Acredito que sim, existem verdades incontestáveis — e até me surpreendi com alguns comentários que ignoravam completamente essas verdades no post anterior.
Verdades incontestáveis são como “1 + 1 = 2” ou a lei da gravidade. Princípios que não dependem de opinião ou contexto para se manterem válidos. E, pra nossa sorte, no mundo dos investimentos também existem algumas dessas verdades: elementos baseados em pura matemática, que continuam valendo independentemente da sua estratégia, do seu perfil de risco ou do seu plano de aposentadoria.
Ter clareza sobre essas verdades ajuda muito, especialmente quando começamos a pensar com mais emoção do que razão sobre os nossos investimentos. Elas funcionam como um norte. Um ponto de partida. Um lembrete de que, apesar da incerteza que envolve o futuro, existem pilares que seguem firmes.
É impossível afirmar com certeza que o governo federal nunca dará um calote na dívida interna, ou que as regras do Renda+ permanecerão estáveis pelas próximas décadas. Também não dá pra garantir que a inflação será sempre controlada, ou que o cenário econômico estará livre de interferências externas imprevisíveis.

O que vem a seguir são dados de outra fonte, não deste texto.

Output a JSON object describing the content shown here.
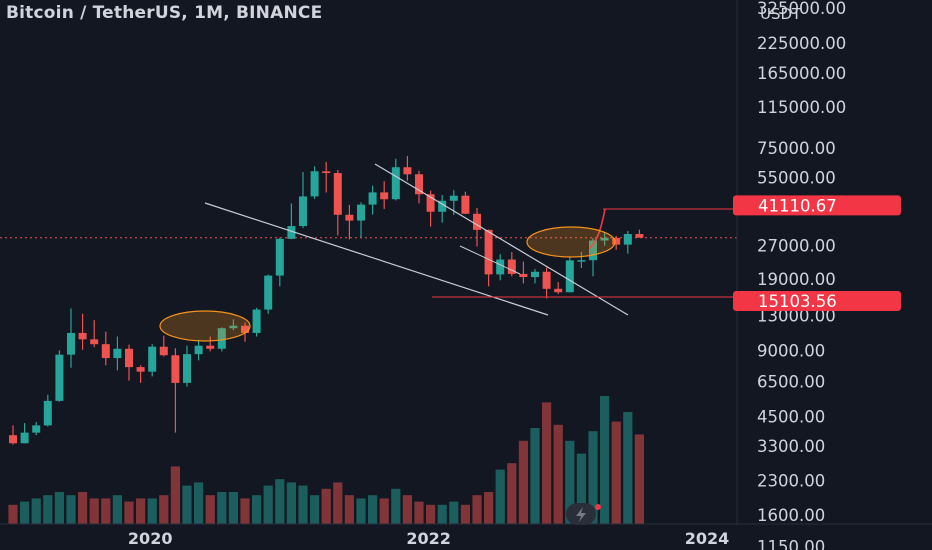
{
  "header": {
    "title": "Bitcoin / TetherUS, 1M, BINANCE"
  },
  "price_axis": {
    "currency": "USDT",
    "ticks": [
      "325000.00",
      "225000.00",
      "165000.00",
      "115000.00",
      "75000.00",
      "55000.00",
      "27000.00",
      "19000.00",
      "13000.00",
      "9000.00",
      "6500.00",
      "4500.00",
      "3300.00",
      "2300.00",
      "1600.00",
      "1150.00"
    ]
  },
  "time_axis": {
    "ticks": [
      "2020",
      "2022",
      "2024"
    ]
  },
  "price_labels": [
    {
      "text": "41110.67",
      "color": "#f23645"
    },
    {
      "text": "15103.56",
      "color": "#f23645"
    }
  ],
  "colors": {
    "up": "#26a69a",
    "down": "#ef5350",
    "background": "#131722",
    "highlight": "#f7931a"
  },
  "chart_data": {
    "type": "candlestick",
    "title": "Bitcoin / TetherUS, 1M, BINANCE",
    "scale": "log",
    "ylabel": "USDT",
    "ylim": [
      1150,
      400000
    ],
    "x": [
      "2019-01",
      "2019-02",
      "2019-03",
      "2019-04",
      "2019-05",
      "2019-06",
      "2019-07",
      "2019-08",
      "2019-09",
      "2019-10",
      "2019-11",
      "2019-12",
      "2020-01",
      "2020-02",
      "2020-03",
      "2020-04",
      "2020-05",
      "2020-06",
      "2020-07",
      "2020-08",
      "2020-09",
      "2020-10",
      "2020-11",
      "2020-12",
      "2021-01",
      "2021-02",
      "2021-03",
      "2021-04",
      "2021-05",
      "2021-06",
      "2021-07",
      "2021-08",
      "2021-09",
      "2021-10",
      "2021-11",
      "2021-12",
      "2022-01",
      "2022-02",
      "2022-03",
      "2022-04",
      "2022-05",
      "2022-06",
      "2022-07",
      "2022-08",
      "2022-09",
      "2022-10",
      "2022-11",
      "2022-12",
      "2023-01",
      "2023-02",
      "2023-03",
      "2023-04",
      "2023-05",
      "2023-06",
      "2023-07"
    ],
    "open": [
      3700,
      3400,
      3800,
      4100,
      5300,
      8600,
      10800,
      10100,
      9600,
      8300,
      9150,
      7550,
      7200,
      9350,
      8550,
      6400,
      8650,
      9450,
      9150,
      11350,
      11650,
      10800,
      13800,
      19700,
      28950,
      33100,
      45150,
      58750,
      57700,
      37250,
      35050,
      41450,
      47100,
      43850,
      61300,
      56950,
      46200,
      38450,
      43150,
      45500,
      37650,
      31800,
      19950,
      23300,
      20050,
      19400,
      20500,
      17150,
      16550,
      23100,
      23150,
      28450,
      29250,
      27250,
      30450
    ],
    "high": [
      4100,
      4200,
      4250,
      5650,
      9000,
      13950,
      13200,
      12350,
      10950,
      10400,
      9550,
      7700,
      9600,
      10500,
      9200,
      9450,
      10050,
      10400,
      11450,
      12450,
      12050,
      14050,
      19900,
      29300,
      41950,
      58350,
      61850,
      64850,
      59550,
      41300,
      42450,
      50500,
      52950,
      67000,
      69000,
      59050,
      47950,
      45850,
      48200,
      47450,
      40050,
      31950,
      24650,
      25200,
      22800,
      21100,
      21450,
      18400,
      23950,
      25250,
      29200,
      31000,
      29850,
      31450,
      31850
    ],
    "low": [
      3350,
      3400,
      3700,
      4050,
      5250,
      7500,
      9050,
      9300,
      7700,
      7300,
      6550,
      6400,
      6850,
      8450,
      3800,
      6150,
      8100,
      8900,
      8900,
      11100,
      9850,
      10400,
      13200,
      17600,
      28850,
      32400,
      43950,
      47050,
      30000,
      28800,
      29300,
      37350,
      39600,
      43300,
      53250,
      42000,
      32900,
      34300,
      37150,
      37550,
      26700,
      17600,
      18750,
      19550,
      18150,
      18150,
      15500,
      16250,
      16500,
      21350,
      19550,
      26950,
      25800,
      24800,
      29500
    ],
    "close": [
      3400,
      3800,
      4100,
      5300,
      8600,
      10800,
      10100,
      9600,
      8300,
      9150,
      7550,
      7200,
      9350,
      8550,
      6400,
      8650,
      9450,
      9150,
      11350,
      11650,
      10800,
      13800,
      19700,
      28950,
      33100,
      45150,
      58750,
      57700,
      37250,
      35050,
      41450,
      47100,
      43850,
      61300,
      56950,
      46200,
      38450,
      43150,
      45500,
      37650,
      31800,
      19950,
      23300,
      20050,
      19400,
      20500,
      17150,
      16550,
      23100,
      23150,
      28450,
      29250,
      27250,
      30450,
      29300
    ],
    "volume": [
      6,
      7,
      8,
      9,
      10,
      9,
      10,
      8,
      8,
      9,
      7,
      8,
      8,
      9,
      18,
      12,
      13,
      9,
      10,
      10,
      8,
      9,
      12,
      14,
      13,
      12,
      9,
      11,
      13,
      9,
      8,
      9,
      8,
      11,
      9,
      7,
      6,
      6,
      7,
      6,
      9,
      10,
      17,
      19,
      26,
      30,
      38,
      31,
      26,
      22,
      29,
      40,
      32,
      35,
      28
    ],
    "key_levels": [
      41110.67,
      15103.56
    ],
    "annotations": [
      "descending trendline",
      "breakout highlight 2020",
      "breakout highlight 2023",
      "projected move up"
    ]
  }
}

Mas, por outro lado, também não dá pra afirmar com certeza que tudo isso vai acontecer.
O que nos resta é nos agarrarmos às verdades que podemos afirmar com segurança. Aqui estão algumas delas:
Duration longa garante um piso real mesmo com inflação alta
Como destaquei no post anterior, uma das maiores vantagens do Renda+ é a possibilidade de alinhar sua taxa segura de retirada ao retorno real da carteira.
Mas algumas críticas surgiram — especialmente sobre a possibilidade de hiperinflação corroer essa lógica. Um argumento recorrente foi: “Mas se o imposto de renda incide sobre o valor nominal (inclusive a inflação), então não é verdade que a rentabilidade real está garantida”.
É uma preocupação válida. De fato, em cenários inflacionários, o imposto de renda sobre a parcela inflacionária do rendimento pode afetar a rentabilidade real líquida. Só que esse impacto tem um limite — e é justamente aí que entra o papel da duration longa.
Quando você investe em um título com vencimento muito longo (como o Renda+ permite fazer), você não realiza ganhos todos os anos. Você só vai pagar imposto lá no vencimento. Isso muda completamente o jogo.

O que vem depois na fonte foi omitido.